J'ai faim moi, et je voudrais bien aller faire mon petit trou dans
le sable. La nuit, c'est pratique, j'ai ma caisse; mais le matin ? et Toby ? Iui aussi a hâte de sortir. Chacun ses petites habitudes.... Il a déjà gratté à la porte plusieurs
fois pour sortir, mais moi seule ai entendu. Ils dorment...
Je lui prêterais bien ma caisse, mais il est trop gros pour rentrer
dedans. Et puis c'est un endroit intime qui ne se partage pas. Même avec ma cousine Mimi, chacun ses toilettes.
Maman en prend le plus grand soin. Jamais une odeur. Elle essaye tous
les nouveaux produits qui sortent.

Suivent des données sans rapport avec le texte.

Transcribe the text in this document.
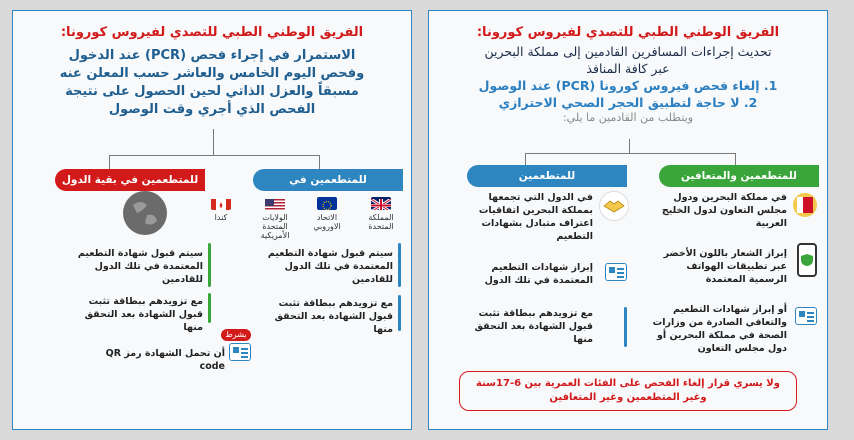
الفريق الوطني الطبي للتصدي لفيروس كورونا:
الاستمرار في إجراء فحص (PCR) عند الدخول
وفحص اليوم الخامس والعاشر حسب المعلن عنه
مسبقاً والعزل الذاتي لحين الحصول على نتيجة
الفحص الذي أجري وقت الوصول
للمتطعمين في
للمتطعمين في بقية الدول
المملكة المتحدة
الاتحاد الاوروبي
الولايات المتحدة الأمريكية
كندا
سيتم قبول شهادة التطعيم المعتمدة في تلك الدول للقادمين
مع تزويدهم ببطاقة تثبت قبول الشهادة بعد التحقق منها
سيتم قبول شهادة التطعيم المعتمدة في تلك الدول للقادمين
مع تزويدهم ببطاقة تثبت قبول الشهادة بعد التحقق منها
بشرط
أن تحمل الشهادة رمز QR code
الفريق الوطني الطبي للتصدي لفيروس كورونا:
تحديث إجراءات المسافرين القادمين إلى مملكة البحرين
عبر كافة المنافذ
1. إلغاء فحص فيروس كورونا (PCR) عند الوصول
2. لا حاجة لتطبيق الحجر الصحي الاحترازي
ويتطلب من القادمين ما يلي:
للمتطعمين والمتعافين
للمتطعمين
في مملكة البحرين ودول مجلس التعاون لدول الخليج العربية
إبراز الشعار باللون الأخضر عبر تطبيقات الهواتف الرسمية المعتمدة
أو إبراز شهادات التطعيم والتعافي الصادرة من وزارات الصحة في مملكة البحرين أو دول مجلس التعاون
في الدول التي تجمعها بمملكة البحرين اتفاقيات اعتراف متبادل بشهادات التطعيم
إبراز شهادات التطعيم المعتمدة في تلك الدول
مع تزويدهم ببطاقة تثبت قبول الشهادة بعد التحقق منها
ولا يسري قرار إلغاء الفحص على الفئات العمرية بين 6-17سنة وغير المتطعمين وغير المتعافين
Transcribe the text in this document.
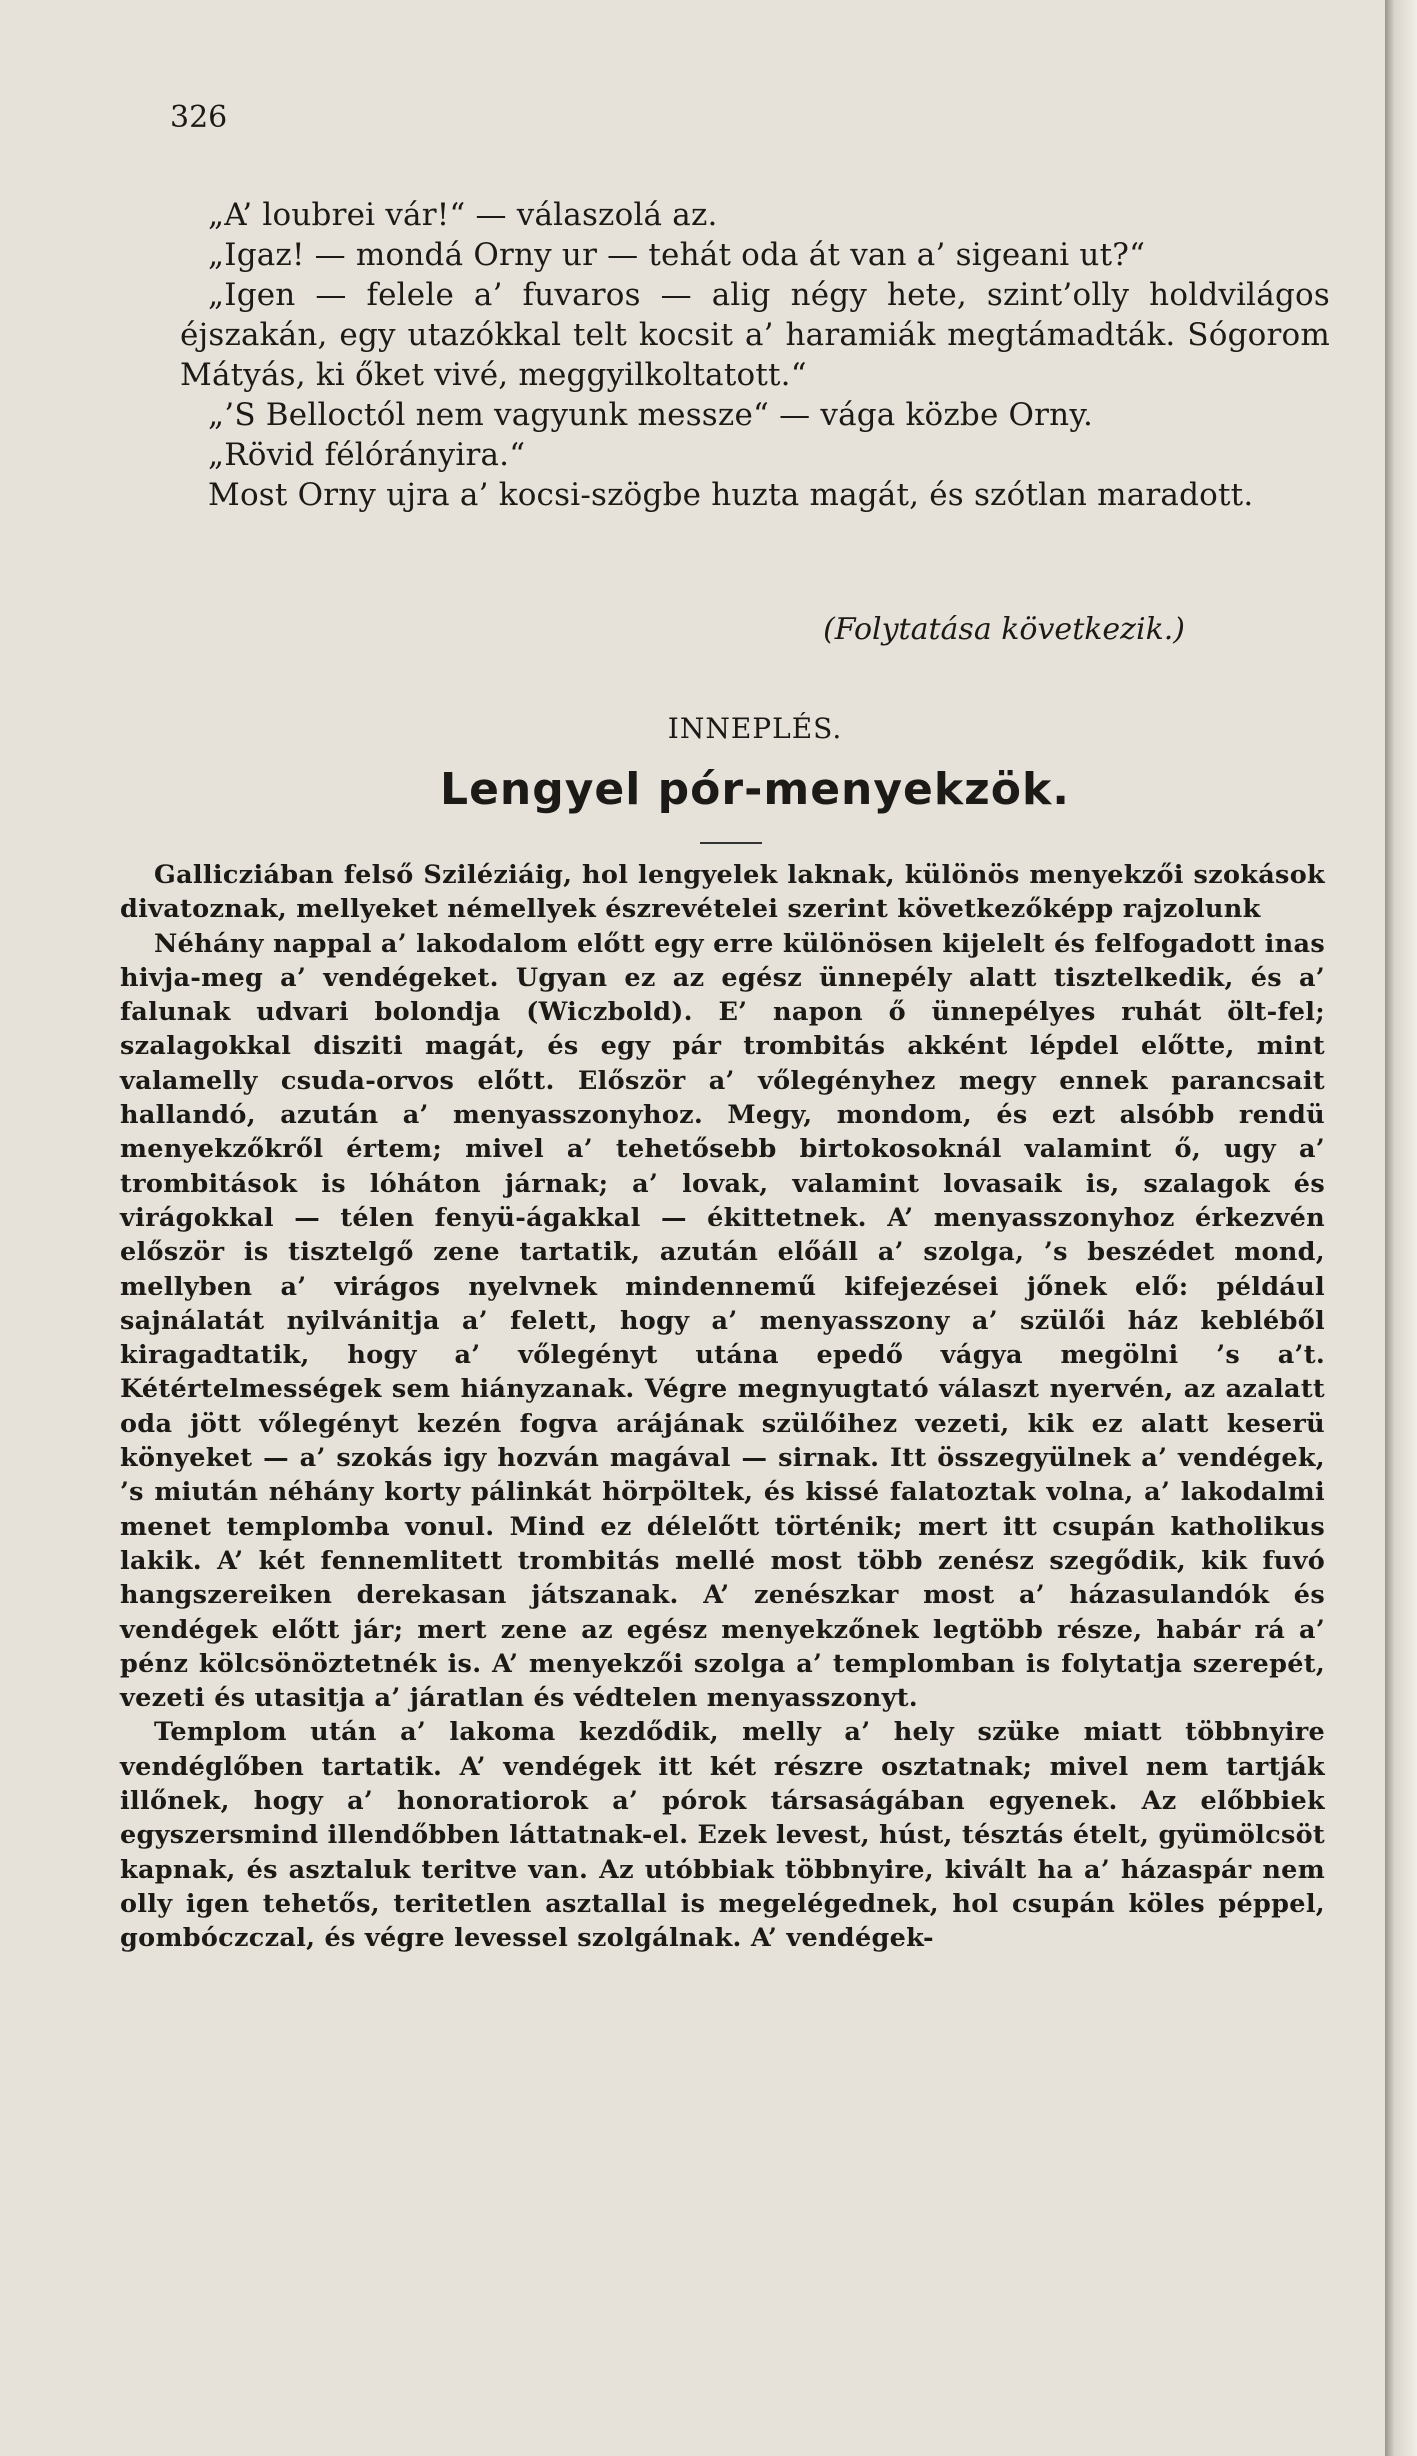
326

„A’ loubrei vár!“ — válaszolá az.

„Igaz! — mondá Orny ur — tehát oda át van a’ sigeani ut?“

„Igen — felele a’ fuvaros — alig négy hete, szint’olly holdvilágos éjszakán, egy utazókkal telt kocsit a’ haramiák megtámadták. Sógorom Mátyás, ki őket vivé, meggyilkoltatott.“

„’S Belloctól nem vagyunk messze“ — vága közbe Orny.

„Rövid félórányira.“

Most Orny ujra a’ kocsi-szögbe huzta magát, és szótlan maradott.

(Folytatása következik.)
INNEPLÉS.
Lengyel pór-menyekzök.

Gallicziában felső Sziléziáig, hol lengyelek laknak, különös menyekzői szokások divatoznak, mellyeket némellyek észrevételei szerint következőképp rajzolunk

Néhány nappal a’ lakodalom előtt egy erre különösen kijelelt és felfogadott inas hivja-meg a’ vendégeket. Ugyan ez az egész ünnepély alatt tisztelkedik, és a’ falunak udvari bolondja (Wiczbold). E’ napon ő ünnepélyes ruhát ölt-fel; szalagokkal disziti magát, és egy pár trombitás akként lépdel előtte, mint valamelly csuda-orvos előtt. Először a’ vőlegényhez megy ennek parancsait hallandó, azután a’ menyasszonyhoz. Megy, mondom, és ezt alsóbb rendü menyekzőkről értem; mivel a’ tehetősebb birtokosoknál valamint ő, ugy a’ trombitások is lóháton járnak; a’ lovak, valamint lovasaik is, szalagok és virágokkal — télen fenyü-ágakkal — ékittetnek. A’ menyasszonyhoz érkezvén először is tisztelgő zene tartatik, azután előáll a’ szolga, ’s beszédet mond, mellyben a’ virágos nyelvnek mindennemű kifejezései jőnek elő: például sajnálatát nyilvánitja a’ felett, hogy a’ menyasszony a’ szülői ház kebléből kiragadtatik, hogy a’ vőlegényt utána epedő vágya megölni ’s a’t. Kétértelmességek sem hiányzanak. Végre megnyugtató választ nyervén, az azalatt oda jött vőlegényt kezén fogva arájának szülőihez vezeti, kik ez alatt keserü könyeket — a’ szokás igy hozván magával — sirnak. Itt összegyülnek a’ vendégek, ’s miután néhány korty pálinkát hörpöltek, és kissé falatoztak volna, a’ lakodalmi menet templomba vonul. Mind ez délelőtt történik; mert itt csupán katholikus lakik. A’ két fennemlitett trombitás mellé most több zenész szegődik, kik fuvó hangszereiken derekasan játszanak. A’ zenészkar most a’ házasulandók és vendégek előtt jár; mert zene az egész menyekzőnek legtöbb része, habár rá a’ pénz kölcsönöztetnék is. A’ menyekzői szolga a’ templomban is folytatja szerepét, vezeti és utasitja a’ járatlan és védtelen menyasszonyt.

Templom után a’ lakoma kezdődik, melly a’ hely szüke miatt többnyire vendéglőben tartatik. A’ vendégek itt két részre osztatnak; mivel nem tartják illőnek, hogy a’ honoratiorok a’ pórok társaságában egyenek. Az előbbiek egyszersmind illendőbben láttatnak-el. Ezek levest, húst, tésztás ételt, gyümölcsöt kapnak, és asztaluk teritve van. Az utóbbiak többnyire, kivált ha a’ házaspár nem olly igen tehetős, teritetlen asztallal is megelégednek, hol csupán köles péppel, gombóczczal, és végre levessel szolgálnak. A’ vendégek-
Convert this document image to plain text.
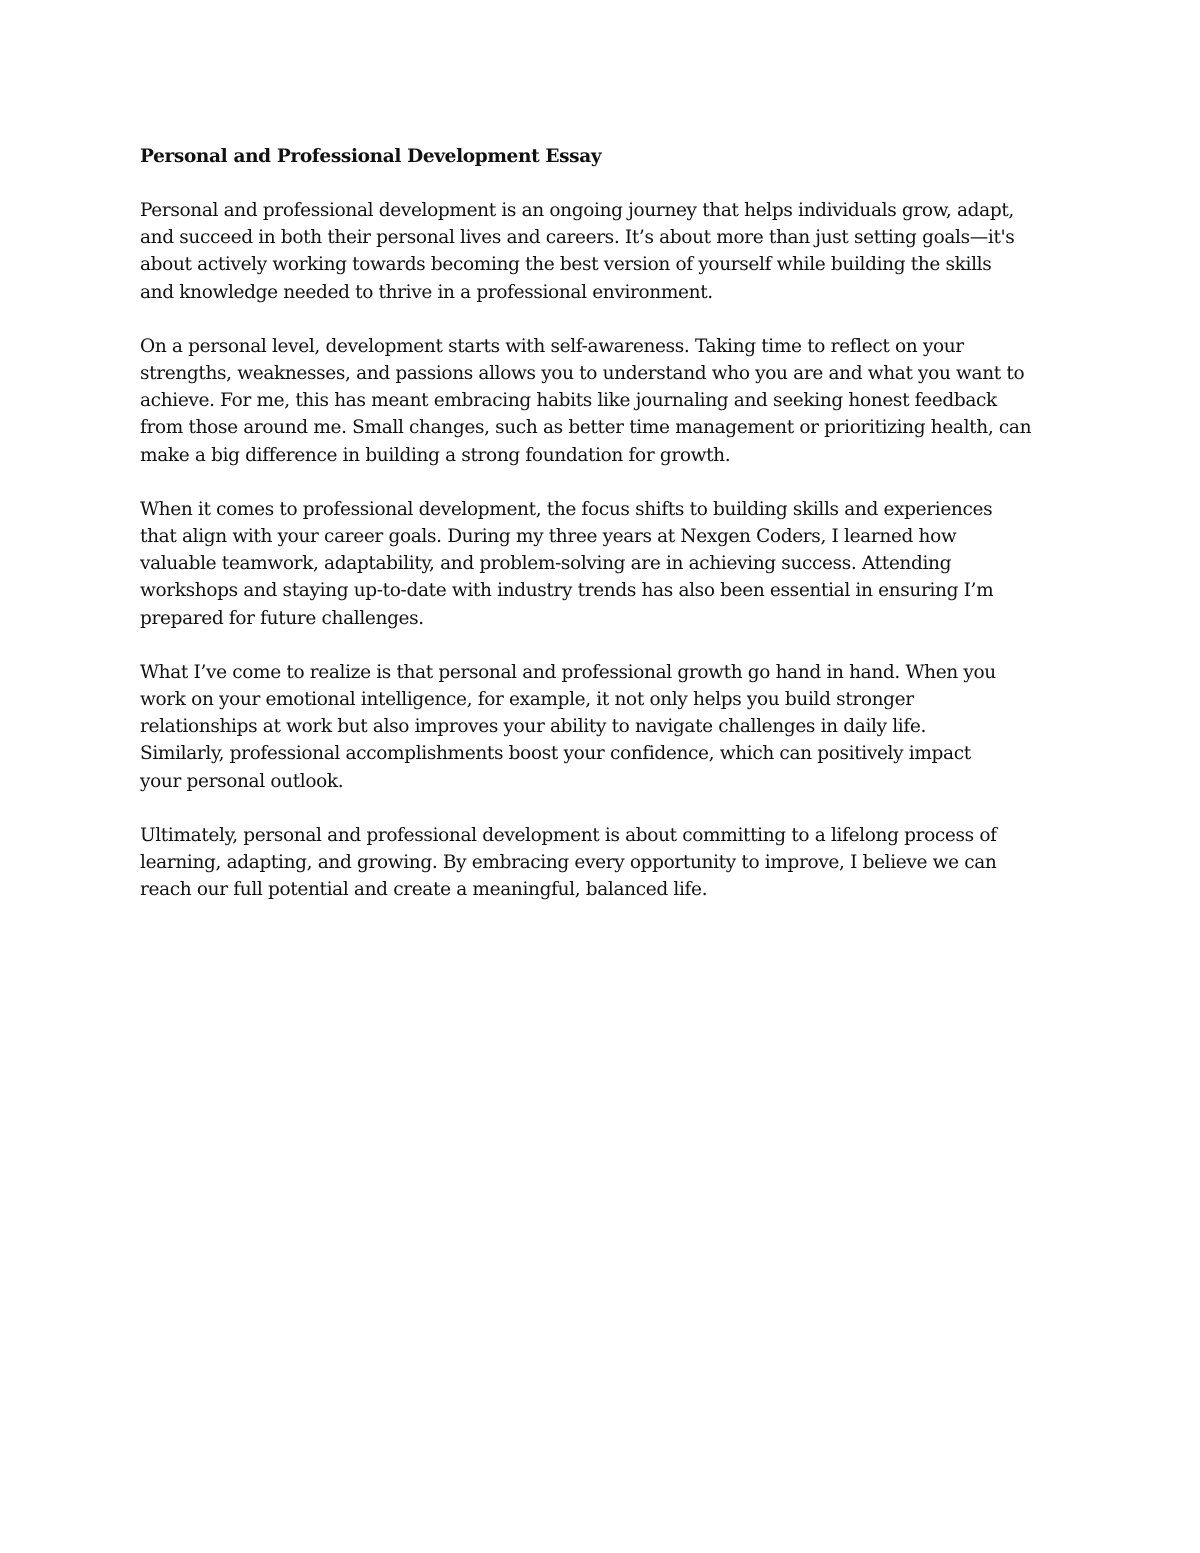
Personal and Professional Development Essay
Personal and professional development is an ongoing journey that helps individuals grow, adapt,
and succeed in both their personal lives and careers. It’s about more than just setting goals—it's
about actively working towards becoming the best version of yourself while building the skills
and knowledge needed to thrive in a professional environment.
On a personal level, development starts with self-awareness. Taking time to reflect on your
strengths, weaknesses, and passions allows you to understand who you are and what you want to
achieve. For me, this has meant embracing habits like journaling and seeking honest feedback
from those around me. Small changes, such as better time management or prioritizing health, can
make a big difference in building a strong foundation for growth.
When it comes to professional development, the focus shifts to building skills and experiences
that align with your career goals. During my three years at Nexgen Coders, I learned how
valuable teamwork, adaptability, and problem-solving are in achieving success. Attending
workshops and staying up-to-date with industry trends has also been essential in ensuring I’m
prepared for future challenges.
What I’ve come to realize is that personal and professional growth go hand in hand. When you
work on your emotional intelligence, for example, it not only helps you build stronger
relationships at work but also improves your ability to navigate challenges in daily life.
Similarly, professional accomplishments boost your confidence, which can positively impact
your personal outlook.
Ultimately, personal and professional development is about committing to a lifelong process of
learning, adapting, and growing. By embracing every opportunity to improve, I believe we can
reach our full potential and create a meaningful, balanced life.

Un jour je fais pipi dans un champ de roses, un jour dans les violettes, l'autre dans le lilas, en ce moment, ça sent l'eau sauvage de chez
Dior .
Je grimpe l'escalier quatre à quatre et saute sur le vieux coffre de pirate
au bout de leur lit, dans lequel maman range toutes les vieilles dentelles qu'elle achète dans les vide-greniers.
Miaooou ! pas bougé. Miaoooouu ! Il a bougé. Aie ! le chausson ! Les rares
fois ou je miaule pour le réveiller, il ne supporte pas. Alors il me traite de sale chat et me lance une pantoufle. Cette fois encore, elle est passée à côté. Il me rate toujours. Avec la force
qu'il a au réveil, je ne risque pas grand chose. Je me demande s'il me vise vraiment ou si ça n'est pas seulement pour m'impressionner.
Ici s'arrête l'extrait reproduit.